On 01/23/25 at 10:16 AM, in the presence survey team, the surveyor interviewed the LNHA about the QAPI program. The surveyor asked who oversaw the QAPI program and he confirmed he was the QAPI coordinator. The surveyor asked the LNHA to list of the current active QAPIs. The LNHA stated the facility had the following active QAPIs: falls, substance abuse, and smoking. The surveyor reviewed the previously provided QAPIs with the LNHA and asked if the QAPI for smoking was related to the incident on 10/19/24 when the resident was found smoking in the bathroom. The LNHA stated, no, this is what I have. The surveyor asked about the QAPI titled Substance Abuse. The surveyor asked the LNHA what the specifics were related to the goal To implement a program to identify and manage substance abuse, and to reduce incidents and was there any supporting documentation. The LNHA stated the goal was to identify the origin of the issue, to collectively establish and intervention to prevent it. The LNHA stated, he did not have more than the document that was already provided. The surveyor asked the LNHA if significant events and incidents/ reportable events were reviewed at QAPI. The LNHA stated we review finding but we don't necessarily review all incidents. The surveyor asked if the incident with Resident #264 sustaining the injury was reviewed at QAPI and the LNHA stated that was not brought to QAPI, we reviewed the general concept. The surveyor asked if that incident was considered a significant event, and the LNHA stated, yes.

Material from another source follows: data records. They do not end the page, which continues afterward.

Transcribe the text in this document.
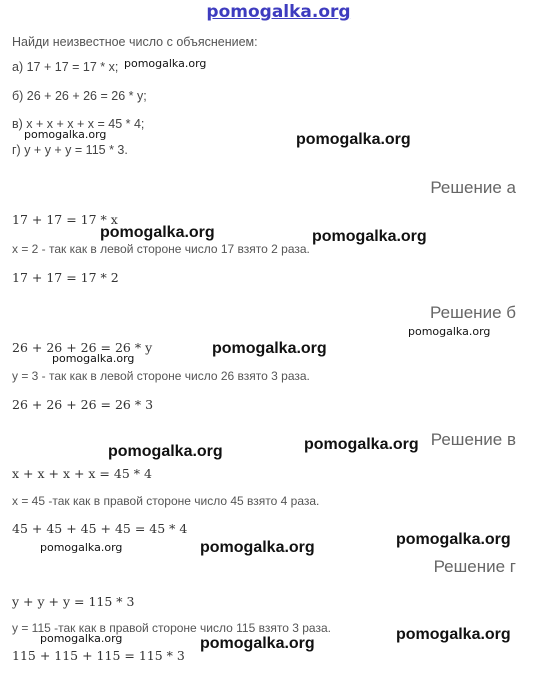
pomogalka.org
Найди неизвестное число с объяснением:
а) 17 + 17 = 17 * x;
б) 26 + 26 + 26 = 26 * y;
в) x + x + x + x = 45 * 4;
г) y + y + y = 115 * 3.
Решение а
17 + 17 = 17 * x
x = 2 - так как в левой стороне число 17 взято 2 раза.
17 + 17 = 17 * 2
Решение б
26 + 26 + 26 = 26 * y
y = 3 - так как в левой стороне число 26 взято 3 раза.
26 + 26 + 26 = 26 * 3
Решение в
x + x + x + x = 45 * 4
x = 45 -так как в правой стороне число 45 взято 4 раза.
45 + 45 + 45 + 45 = 45 * 4
Решение г
y + y + y = 115 * 3
y = 115 -так как в правой стороне число 115 взято 3 раза.
115 + 115 + 115 = 115 * 3
pomogalka.org
pomogalka.org	pomogalka.org
pomogalka.org	pomogalka.org
pomogalka.org
pomogalka.org
pomogalka.org
pomogalka.org	pomogalka.org
pomogalka.org	pomogalka.org	pomogalka.org
pomogalka.org	pomogalka.org
pomogalka.org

The Quality Assurance and Performance Improvement Plan policy (undated) revealed: Design and Scope: The purpose of QAPI in the organization is to take a proactive approach to continually improve the way we care for and engage our residents . Feedback, Data Systems and Monitoring: Performance Indictors for all QAPI Designated goals are evaluated. These indicators can be process and/ or outcome measures. All data will utilize internal and external benchmarking . On a quarterly basis, data will be collected and reported to the QAPI Committee from the following areas: Input from caregivers, residents, families and others, Adverse Events, Performance Indicators
The Administrator's Job Description, signed by the Licensed Nursing Home Administrator (LNHA) on 07/22/24 revealed: The Administrator is responsible for planning and is accountable for all activities and departments of Facility subject to rules and regulations promulgated by government agencies to ensure proper health care services to residents. The Administrator administers, directs, and coordinates all activities of the facility to assure that the highest degree of quality of care is consistently provided to the residents. 9. Concerns his/herself with the safety of all nursing facility residents in order to minimize the potential for fire and accidents. Also, ensures that the facility adheres to the legal, safety, health, fire and sanitation codes by being familiar with his/her role in carrying out the facility's fire, safety and disaster plans and by being familiar with current MSDS (material safety data sheets).